What do horror films have in common with your website? Hopefully very little, but in many cases, they both create similar negative feelings in your audience.
You may be surprised to realize that some of the most famous scary movies don’t contain blatantly scary scenes. Many films (such as The Lighthouse, The Shining and the many terrifying films of David Lynch) develop a sense of creeping dread without using horrific images. Producer and director Stanley Kubrick built and shot the hotel setting for The Shining so that it had a physically impossible layout, knowing that the viewer’s confusion would lead to a deep, maybe even subconscious, feeling of fear.
Moviegoers often can’t describe why such scenes are so scary, but if you understand the techniques being used, you can actually reverse them to make your digital experiences feel better.
Many talented movie directors have figured out something about human nature that modern psychology is just beginning to prove through research: confusion and disorientation make us feel bad, while understanding and mastery make us feel good. Scientists have found that participants feel reliably emotionally worse about options that are associated with distractions than about the same options presented with more clarity.
The effect I’m describing is called cognitive fluency: the ability to process information and make sense of it. High cognitive fluency means that understanding happens quickly and effortlessly, while low cognitive fluency means that understanding comes slowly and with difficulty.
Remember the last time you struggled to read an article because it was surrounded by blinking ads and popup messages? I call this a high cognitive load experience. Both academic studies and our own research have shown that websites with a high cognitive load lead to low cognitive fluency for users. In other words, users have trouble immediately making sense of what they’re seeing, and this creates a negative emotional response.
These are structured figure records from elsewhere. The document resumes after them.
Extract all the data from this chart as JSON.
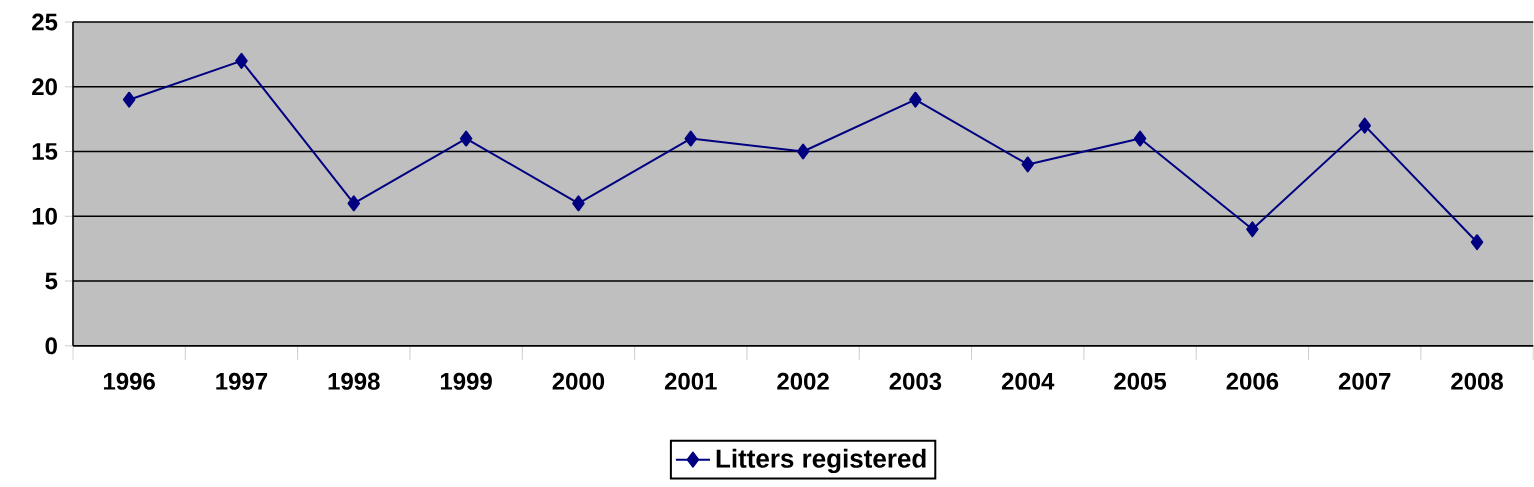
{
  "chart_data": {
    "type": "line",
    "categories": [
      "1996",
      "1997",
      "1998",
      "1999",
      "2000",
      "2001",
      "2002",
      "2003",
      "2004",
      "2005",
      "2006",
      "2007",
      "2008"
    ],
    "series": [
      {
        "name": "Litters registered",
        "color": "#000080",
        "values": [
          19,
          22,
          11,
          16,
          11,
          16,
          15,
          19,
          14,
          16,
          9,
          17,
          8
        ]
      }
    ],
    "ylim": [
      0,
      25
    ],
    "yticks": [
      0,
      5,
      10,
      15,
      20,
      25
    ],
    "grid": "y",
    "legend": "bottom",
    "marker": "diamond",
    "line_style": "solid"
  }
}
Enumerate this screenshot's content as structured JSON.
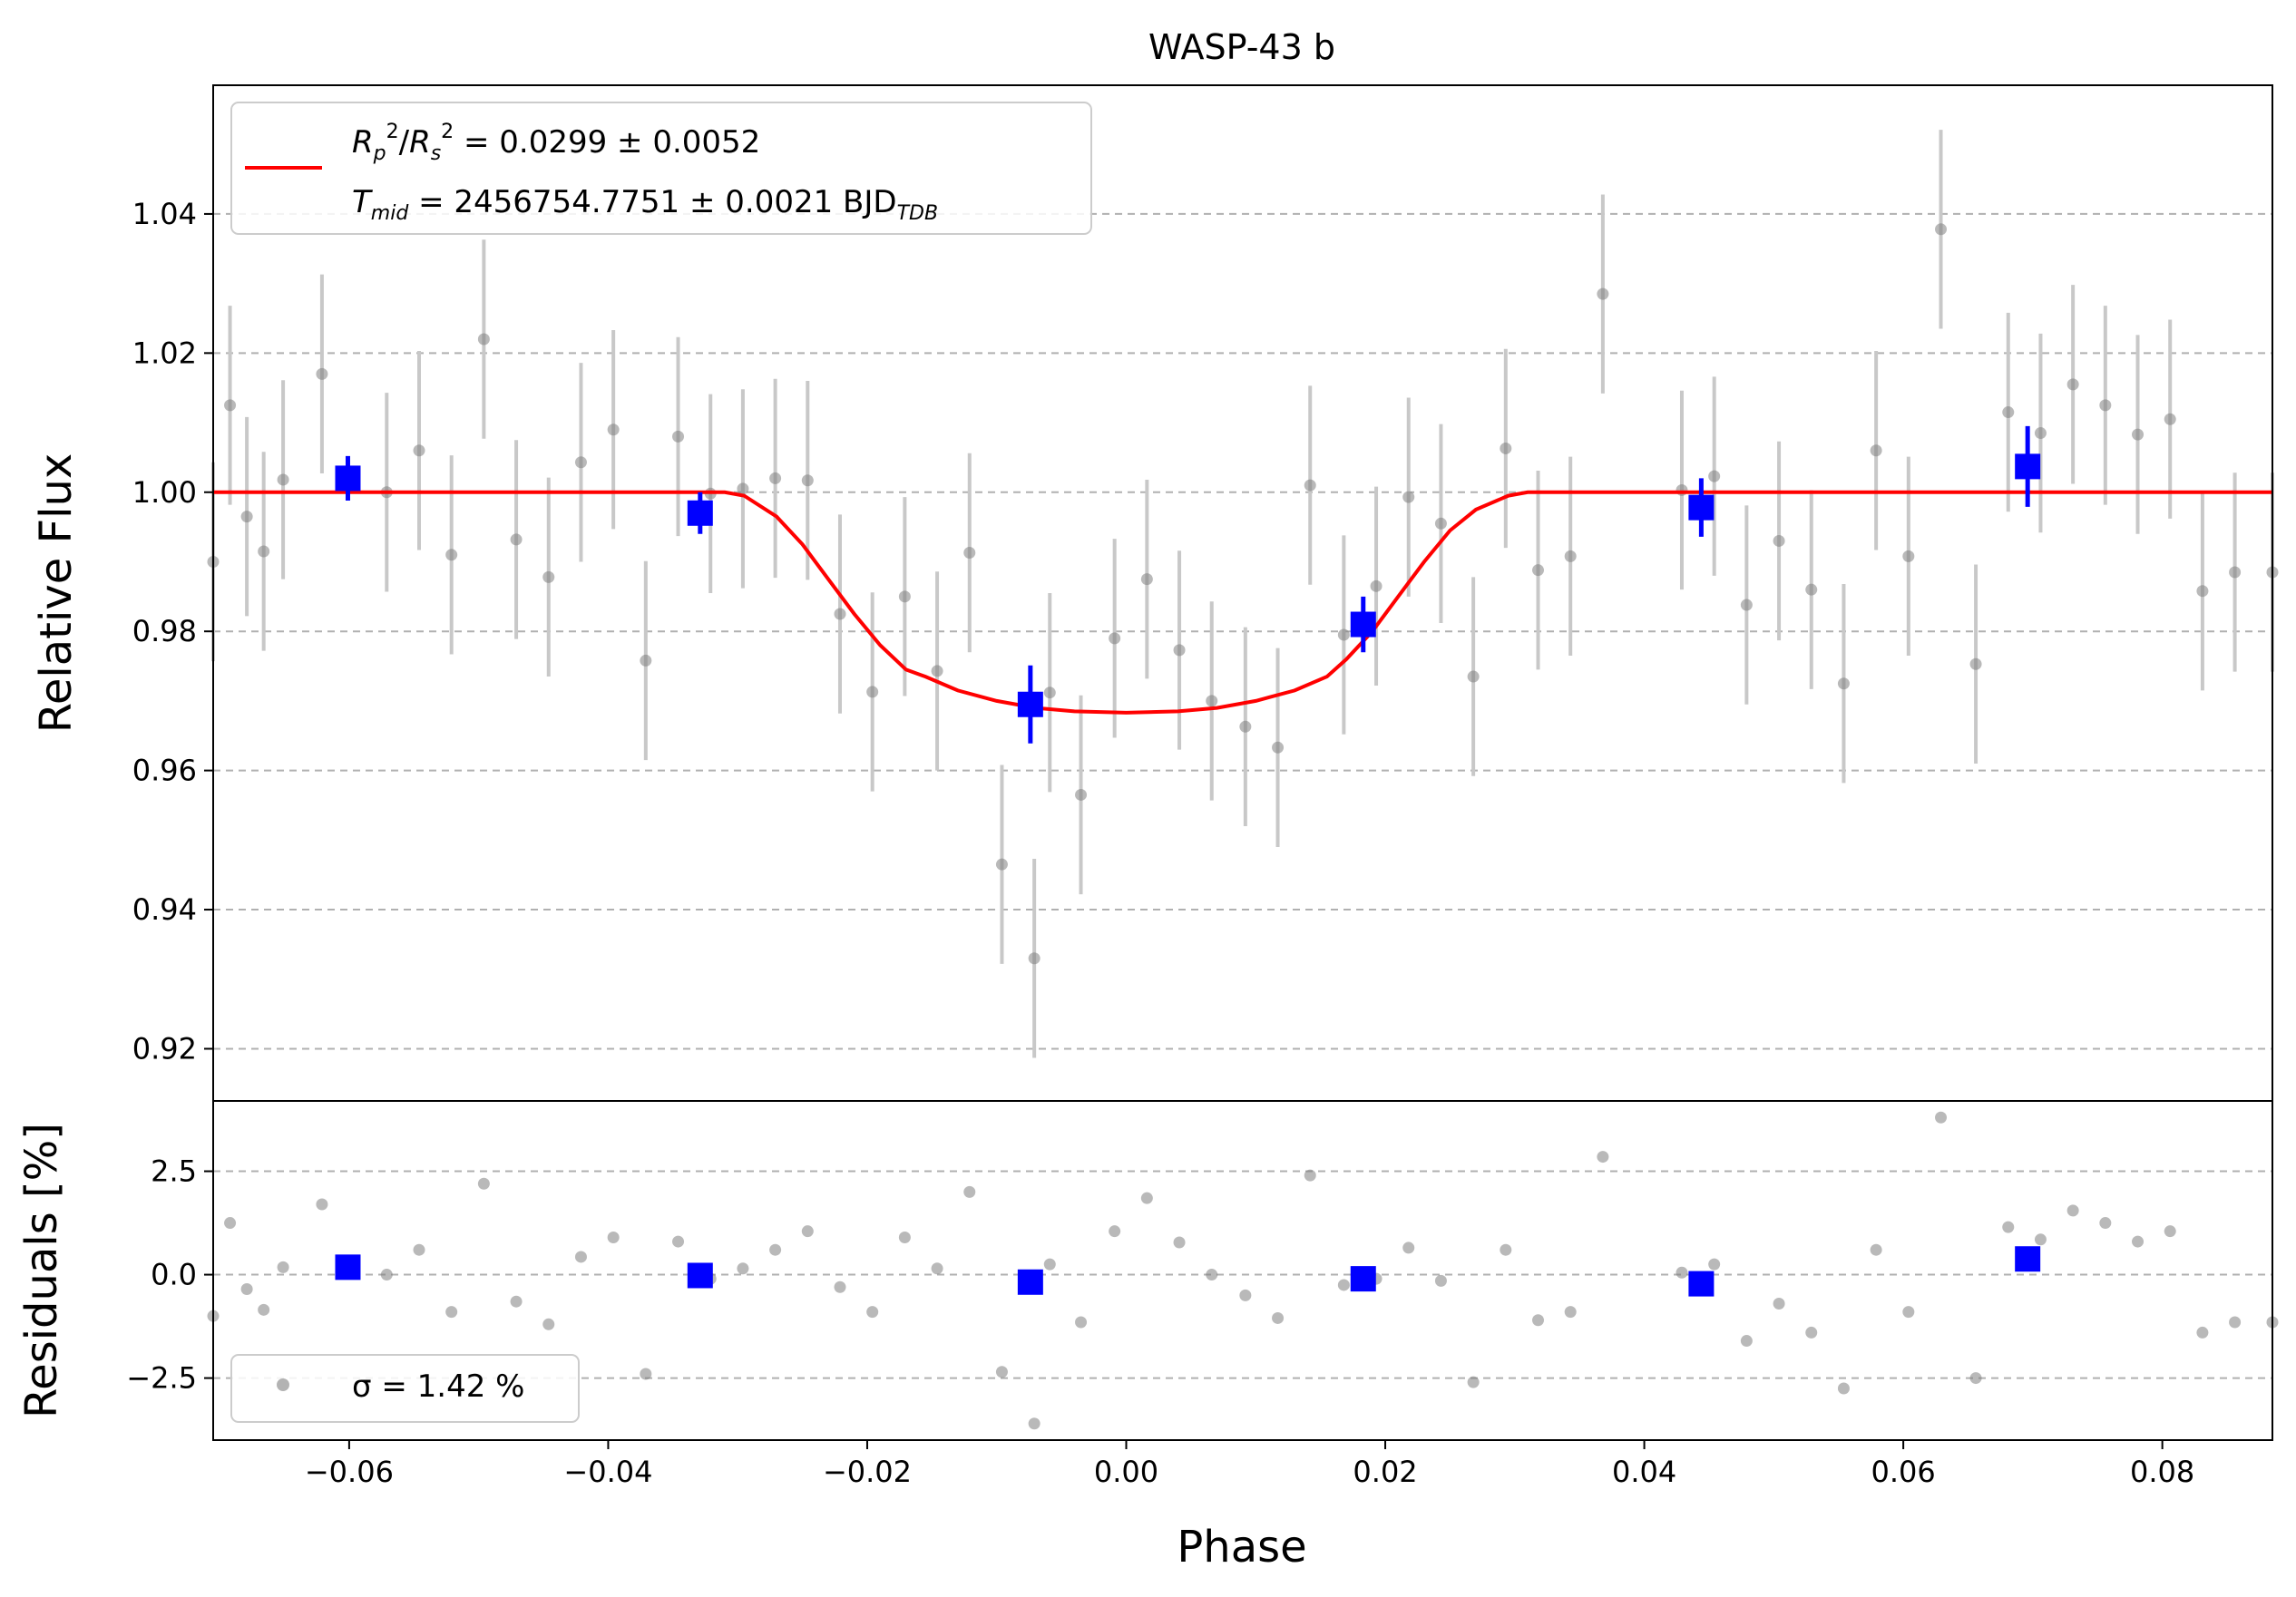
{
  "chart_data": {
    "type": "scatter",
    "title": "WASP-43 b",
    "xlabel": "Phase",
    "xlim": [
      -0.0705,
      0.0885
    ],
    "grid": "y-dashed",
    "top_panel": {
      "ylabel": "Relative Flux",
      "ylim": [
        0.9125,
        1.0585
      ],
      "yticks": [
        0.92,
        0.94,
        0.96,
        0.98,
        1.0,
        1.02,
        1.04
      ],
      "ytick_labels": [
        "0.92",
        "0.94",
        "0.96",
        "0.98",
        "1.00",
        "1.02",
        "1.04"
      ],
      "legend": {
        "placement": "upper-left",
        "line1": "R_p^2/R_s^2 = 0.0299 ± 0.0052",
        "line2": "T_mid = 2456754.7751 ± 0.0021 BJD_TDB"
      },
      "model": {
        "color": "#ff0000",
        "x": [
          -0.0705,
          -0.031,
          -0.0295,
          -0.027,
          -0.025,
          -0.023,
          -0.021,
          -0.019,
          -0.017,
          -0.0155,
          -0.013,
          -0.01,
          -0.007,
          -0.004,
          0.0,
          0.004,
          0.007,
          0.01,
          0.013,
          0.0155,
          0.017,
          0.019,
          0.021,
          0.023,
          0.025,
          0.027,
          0.0295,
          0.031,
          0.0885
        ],
        "y": [
          1.0,
          1.0,
          0.9995,
          0.9965,
          0.9925,
          0.9875,
          0.9825,
          0.978,
          0.9745,
          0.9735,
          0.9715,
          0.97,
          0.969,
          0.9685,
          0.9683,
          0.9685,
          0.969,
          0.97,
          0.9715,
          0.9735,
          0.976,
          0.98,
          0.985,
          0.99,
          0.9945,
          0.9975,
          0.9995,
          1.0,
          1.0
        ]
      },
      "raw_points": {
        "color": "#808080",
        "error_color": "#c8c8c8",
        "x": [
          -0.0705,
          -0.0692,
          -0.0679,
          -0.0666,
          -0.0651,
          -0.0621,
          -0.0571,
          -0.0546,
          -0.0521,
          -0.0496,
          -0.0471,
          -0.0446,
          -0.0421,
          -0.0396,
          -0.0371,
          -0.0346,
          -0.0321,
          -0.0296,
          -0.0271,
          -0.0246,
          -0.0221,
          -0.0196,
          -0.0171,
          -0.0146,
          -0.0121,
          -0.0096,
          -0.0071,
          -0.0059,
          -0.0035,
          -0.0009,
          0.0016,
          0.0041,
          0.0066,
          0.0092,
          0.0117,
          0.0142,
          0.0168,
          0.0193,
          0.0218,
          0.0243,
          0.0268,
          0.0293,
          0.0318,
          0.0343,
          0.0368,
          0.0429,
          0.0454,
          0.0479,
          0.0504,
          0.0529,
          0.0554,
          0.0579,
          0.0604,
          0.0629,
          0.0656,
          0.0681,
          0.0706,
          0.0731,
          0.0756,
          0.0781,
          0.0806,
          0.0831,
          0.0856,
          0.0885
        ],
        "y": [
          0.99,
          1.0125,
          0.9965,
          0.9915,
          1.0018,
          1.017,
          1.0,
          1.006,
          0.991,
          1.022,
          0.9932,
          0.9878,
          1.0043,
          1.009,
          0.9758,
          1.008,
          0.9998,
          1.0005,
          1.002,
          1.0017,
          0.9825,
          0.9713,
          0.985,
          0.9743,
          0.9913,
          0.9465,
          0.933,
          0.9712,
          0.9565,
          0.979,
          0.9875,
          0.9773,
          0.97,
          0.9663,
          0.9633,
          1.001,
          0.9795,
          0.9865,
          0.9993,
          0.9955,
          0.9735,
          1.0063,
          0.9888,
          0.9908,
          1.0285,
          1.0003,
          1.0023,
          0.9838,
          0.993,
          0.986,
          0.9725,
          1.006,
          0.9908,
          1.0378,
          0.9753,
          1.0115,
          1.0085,
          1.0155,
          1.0125,
          1.0083,
          1.0105,
          0.9858,
          0.9885,
          0.9885
        ],
        "err": [
          0.0143,
          0.0143,
          0.0143,
          0.0143,
          0.0143,
          0.0143,
          0.0143,
          0.0143,
          0.0143,
          0.0143,
          0.0143,
          0.0143,
          0.0143,
          0.0143,
          0.0143,
          0.0143,
          0.0143,
          0.0143,
          0.0143,
          0.0143,
          0.0143,
          0.0143,
          0.0143,
          0.0143,
          0.0143,
          0.0143,
          0.0143,
          0.0143,
          0.0143,
          0.0143,
          0.0143,
          0.0143,
          0.0143,
          0.0143,
          0.0143,
          0.0143,
          0.0143,
          0.0143,
          0.0143,
          0.0143,
          0.0143,
          0.0143,
          0.0143,
          0.0143,
          0.0143,
          0.0143,
          0.0143,
          0.0143,
          0.0143,
          0.0143,
          0.0143,
          0.0143,
          0.0143,
          0.0143,
          0.0143,
          0.0143,
          0.0143,
          0.0143,
          0.0143,
          0.0143,
          0.0143,
          0.0143,
          0.0143,
          0.0143
        ]
      },
      "binned_points": {
        "color": "#0000ff",
        "x": [
          -0.0601,
          -0.0329,
          -0.0074,
          0.0183,
          0.0444,
          0.0696
        ],
        "y": [
          1.002,
          0.997,
          0.9695,
          0.981,
          0.9978,
          1.0037
        ],
        "err": [
          0.0032,
          0.003,
          0.0056,
          0.004,
          0.0042,
          0.0058
        ]
      }
    },
    "bottom_panel": {
      "ylabel": "Residuals [%]",
      "ylim": [
        -4.0,
        4.2
      ],
      "yticks": [
        -2.5,
        0.0,
        2.5
      ],
      "ytick_labels": [
        "−2.5",
        "0.0",
        "2.5"
      ],
      "legend": {
        "placement": "lower-left",
        "label": "σ = 1.42 %"
      },
      "raw_points": {
        "x": [
          -0.0705,
          -0.0692,
          -0.0679,
          -0.0666,
          -0.0651,
          -0.0621,
          -0.0571,
          -0.0546,
          -0.0521,
          -0.0496,
          -0.0471,
          -0.0446,
          -0.0421,
          -0.0396,
          -0.0371,
          -0.0346,
          -0.0321,
          -0.0296,
          -0.0271,
          -0.0246,
          -0.0221,
          -0.0196,
          -0.0171,
          -0.0146,
          -0.0121,
          -0.0096,
          -0.0071,
          -0.0059,
          -0.0035,
          -0.0009,
          0.0016,
          0.0041,
          0.0066,
          0.0092,
          0.0117,
          0.0142,
          0.0168,
          0.0193,
          0.0218,
          0.0243,
          0.0268,
          0.0293,
          0.0318,
          0.0343,
          0.0368,
          0.0429,
          0.0454,
          0.0479,
          0.0504,
          0.0529,
          0.0554,
          0.0579,
          0.0604,
          0.0629,
          0.0656,
          0.0681,
          0.0706,
          0.0731,
          0.0756,
          0.0781,
          0.0806,
          0.0831,
          0.0856,
          0.0885
        ],
        "y": [
          -1.0,
          1.25,
          -0.35,
          -0.85,
          0.18,
          1.7,
          0.0,
          0.6,
          -0.9,
          2.2,
          -0.65,
          -1.2,
          0.43,
          0.9,
          -2.4,
          0.8,
          -0.1,
          0.15,
          0.6,
          1.05,
          -0.3,
          -0.9,
          0.9,
          0.15,
          2.0,
          -2.35,
          -3.6,
          0.25,
          -1.15,
          1.05,
          1.85,
          0.78,
          0.0,
          -0.5,
          -1.05,
          2.4,
          -0.25,
          -0.1,
          0.65,
          -0.15,
          -2.6,
          0.6,
          -1.1,
          -0.9,
          2.85,
          0.05,
          0.25,
          -1.6,
          -0.7,
          -1.4,
          -2.75,
          0.6,
          -0.9,
          3.8,
          -2.5,
          1.15,
          0.85,
          1.55,
          1.25,
          0.8,
          1.05,
          -1.4,
          -1.15,
          -1.15
        ]
      },
      "binned_points": {
        "x": [
          -0.0601,
          -0.0329,
          -0.0074,
          0.0183,
          0.0444,
          0.0696
        ],
        "y": [
          0.18,
          -0.02,
          -0.18,
          -0.1,
          -0.22,
          0.38
        ]
      }
    },
    "xticks": [
      -0.06,
      -0.04,
      -0.02,
      0.0,
      0.02,
      0.04,
      0.06,
      0.08
    ],
    "xtick_labels": [
      "−0.06",
      "−0.04",
      "−0.02",
      "0.00",
      "0.02",
      "0.04",
      "0.06",
      "0.08"
    ]
  }
}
This applies to more than just distracting ads on publishing websites. A disjointed flow of information on an e-commerce shopping experience can create cognitive hitches—brief moments of confusion in absorbing new information. You can imagine your users’ eyes narrowing and then darting around the screen looking for an explanation for what seems to be a contradiction, a leap in logic or an overwhelmed feeling. They can be caused by obvious problems like missing critical information, or by subtle things like inappropriate emotional language or design embellishments.
When you pile on too many cognitive hitches, you have a recipe for a conversion rate disaster. Web designers have been taking cognitive fluency into account for years, with Steve Krug (author of Don’t Make Me Think) being one of the most prominent proponents of simplicity in web design. By understanding the concept more clearly, we can begin to make these choices more effectively.
Years ago, I developed the LIFT model for evaluating and improving user experiences. Of the six factors in this model, probably the one I identify problems most reliably with is clarity—the observation that users are more likely to buy when information is easy to understand.
So, how do we maximize clarity? One way is to design for cognitive fluency.
As human beings, we’ve evolved to detect things that stand out as potential threats. This has led to a particular way of processing information, where we start with a visual understanding, then a quick conceptual understanding of that picture. Our brains neurologically zero in on contrast as the easiest source of information about a picture, tracking motion and finding the outlines of objects in a scene as the first stage of perception and cognitive fluency.
This leads to both predictable and surprising outcomes.
On one hand, we intuitively understand the intent of some communication design principles—italics representing motion, for instance. The alerting color red is understood to represent error alerts, while animation should be used sparingly because of its overwhelming power to arrest attention (hence the downfall of Flash websites… RIP).
Elements also interact to create unpredictable user outcomes. As an example, our research has found that cognitive fluency within an experience grows over time. People learn the layout of a website, for example, and then feel the positive emotional effects of mastery as they navigate with increasing ease.
In other words, the cognitive load of a page decreases with use, but there’s a catch. This emotional affinity can disappear in response to a site redesign, even if that redesign improves the clarity for newcomers. Newcomers don’t experience your website the same way as your core customers.
That’s one reason we often see redesigned experiences hurting conversion performance even if they’re objectively better. People are simply accustomed to the old, worse one. This makes overhaul redesigns risky! The best way to avoid the redesign risk is to iteratively experiment your way to a new design. Not only will you make design changes more incrementally so users become used to them bit by bit; you’ll also reduce risk by proving which individual changes are improvements.
Everything from the messaging hierarchy to the weight of a font to the facial expression of a photo subject can impact cognitive fluency. The details matter. That’s why the most effective digital experiences now rely on iterative experimentation. The subtleties of communication clarity can have major business effects, so take the time to consider cognitive fluency in every customer touch point, and test all major touch points.
Otherwise, you’ll never be able to accurately predict users’ reactions. Do they feel like they’re happily walking a well-lit path, or like they’re trapped in a labyrinth? The answer could determine whether your users associate your company with positive or negative feelings.
So, if there’s any uncertainty in the design of your experiences, remember: You should test that!